With the Performance Institute, incorporated in 2000, DeMaio gave training seminars on performance based budgeting for public agencies, a field he became accustomed to while working at the nonprofit Congressional Institute.
In 2002 he started the second company, ASMI, which provided similar services for private companies.
By the time of the sale in 2007, DeMaio said the two companies earned about $15 million per year, with 45 to 50 percent of it coming from government contracts and the rest coming from nonprofits and private companies.

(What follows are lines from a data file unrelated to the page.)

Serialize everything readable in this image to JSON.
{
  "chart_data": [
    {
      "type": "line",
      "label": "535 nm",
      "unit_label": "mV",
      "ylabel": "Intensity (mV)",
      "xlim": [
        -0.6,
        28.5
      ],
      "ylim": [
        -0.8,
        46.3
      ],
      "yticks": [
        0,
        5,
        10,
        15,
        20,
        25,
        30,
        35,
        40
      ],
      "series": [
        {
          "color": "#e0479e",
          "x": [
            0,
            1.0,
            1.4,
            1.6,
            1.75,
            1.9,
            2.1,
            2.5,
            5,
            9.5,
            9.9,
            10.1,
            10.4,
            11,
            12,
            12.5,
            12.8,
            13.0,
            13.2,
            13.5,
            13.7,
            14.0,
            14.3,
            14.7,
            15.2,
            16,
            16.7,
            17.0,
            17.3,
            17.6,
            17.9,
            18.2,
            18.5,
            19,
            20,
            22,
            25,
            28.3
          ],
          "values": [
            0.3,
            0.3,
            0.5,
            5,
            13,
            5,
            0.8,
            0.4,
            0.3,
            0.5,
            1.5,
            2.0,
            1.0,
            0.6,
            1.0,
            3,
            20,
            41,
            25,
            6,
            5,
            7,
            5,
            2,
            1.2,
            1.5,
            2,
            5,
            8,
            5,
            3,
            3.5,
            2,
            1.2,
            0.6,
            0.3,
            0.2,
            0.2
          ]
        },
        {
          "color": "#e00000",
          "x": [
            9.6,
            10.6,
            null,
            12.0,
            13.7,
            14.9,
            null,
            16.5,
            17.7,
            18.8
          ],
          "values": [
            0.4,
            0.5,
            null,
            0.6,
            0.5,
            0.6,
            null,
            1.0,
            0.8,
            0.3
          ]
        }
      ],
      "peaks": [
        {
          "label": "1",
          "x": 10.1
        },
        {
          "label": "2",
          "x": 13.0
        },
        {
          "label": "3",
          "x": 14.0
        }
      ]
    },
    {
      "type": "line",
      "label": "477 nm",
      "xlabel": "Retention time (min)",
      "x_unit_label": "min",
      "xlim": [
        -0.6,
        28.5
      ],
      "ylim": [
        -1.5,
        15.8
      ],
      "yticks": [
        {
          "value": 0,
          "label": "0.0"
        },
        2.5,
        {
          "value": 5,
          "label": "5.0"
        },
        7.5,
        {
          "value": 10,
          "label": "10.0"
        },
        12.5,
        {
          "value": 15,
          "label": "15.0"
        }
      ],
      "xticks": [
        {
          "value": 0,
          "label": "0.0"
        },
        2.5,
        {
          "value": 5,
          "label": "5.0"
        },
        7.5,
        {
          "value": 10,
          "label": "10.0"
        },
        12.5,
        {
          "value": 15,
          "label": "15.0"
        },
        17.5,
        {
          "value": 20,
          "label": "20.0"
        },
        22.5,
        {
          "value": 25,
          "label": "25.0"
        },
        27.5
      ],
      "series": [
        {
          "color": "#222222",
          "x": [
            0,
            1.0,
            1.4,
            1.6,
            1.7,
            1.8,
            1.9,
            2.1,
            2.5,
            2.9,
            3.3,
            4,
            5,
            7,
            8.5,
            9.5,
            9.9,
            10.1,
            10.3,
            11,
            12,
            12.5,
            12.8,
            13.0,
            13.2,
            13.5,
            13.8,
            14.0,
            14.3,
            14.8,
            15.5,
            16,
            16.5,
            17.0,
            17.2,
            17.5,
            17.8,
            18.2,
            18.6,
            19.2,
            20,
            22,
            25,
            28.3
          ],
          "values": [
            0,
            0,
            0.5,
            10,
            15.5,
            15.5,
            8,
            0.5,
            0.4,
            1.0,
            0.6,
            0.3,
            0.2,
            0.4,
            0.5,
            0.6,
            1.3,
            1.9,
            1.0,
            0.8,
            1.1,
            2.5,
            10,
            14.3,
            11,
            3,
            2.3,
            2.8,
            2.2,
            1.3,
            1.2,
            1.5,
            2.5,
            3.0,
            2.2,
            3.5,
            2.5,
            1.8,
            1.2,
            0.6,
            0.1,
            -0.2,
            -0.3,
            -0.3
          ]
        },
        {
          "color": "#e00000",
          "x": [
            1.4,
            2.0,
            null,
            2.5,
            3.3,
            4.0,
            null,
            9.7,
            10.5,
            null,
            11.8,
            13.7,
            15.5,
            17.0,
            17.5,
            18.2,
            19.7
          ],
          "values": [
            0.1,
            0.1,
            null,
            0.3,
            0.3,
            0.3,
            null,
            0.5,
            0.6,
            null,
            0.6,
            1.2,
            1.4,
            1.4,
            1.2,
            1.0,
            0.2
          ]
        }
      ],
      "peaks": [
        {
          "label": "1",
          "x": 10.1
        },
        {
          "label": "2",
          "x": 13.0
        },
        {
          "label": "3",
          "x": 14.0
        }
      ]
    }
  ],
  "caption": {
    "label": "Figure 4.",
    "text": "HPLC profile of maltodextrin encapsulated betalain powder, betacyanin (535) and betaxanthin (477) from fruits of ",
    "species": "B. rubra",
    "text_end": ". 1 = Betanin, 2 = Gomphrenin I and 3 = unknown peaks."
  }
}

His critics, including Filner, often say DeMaio got rich on government funding even while adopting anti-government rhetoric.
The Performance Institute generated more in annual returns, accounting for $10 million per year, but ASMI was growing quickly at the time of the sale.
DeMaio earned $110,880 as the principal of his companies in 2007, his returns show, a figure he says was in line with the rest of the company’s managers.
Filner said DeMaio's refusal to disclose who he's met with during large portions of his personal schedule showed a lack of commitment to transparency.
He also used the occasion to once again push for his “Sunshine Act for City Hall,” a series of new requirements he proposed in March and which in June the city’s Rules Committee sent to City Attorney Jan Goldsmith to draft as an official ordinance. The Rules Committee did not approve the measure when it asked the City Attorney’s office to draft specific language, according to the committee’s consultant, Lea Fields-Bernard.
The law would require the city to post online all contracts over $25,000, as well as quarterly performance metrics for all departments and the compensation and pensions of all employees.
It would also require full disclosure of all campaign contributions for city officials, rather than just those over $100, as is currently the case. DeMaio already imposes this requirement on himself, and he pressed Filner to do the same for the $33,517 in contributions under that limit he’s received in the race thus far.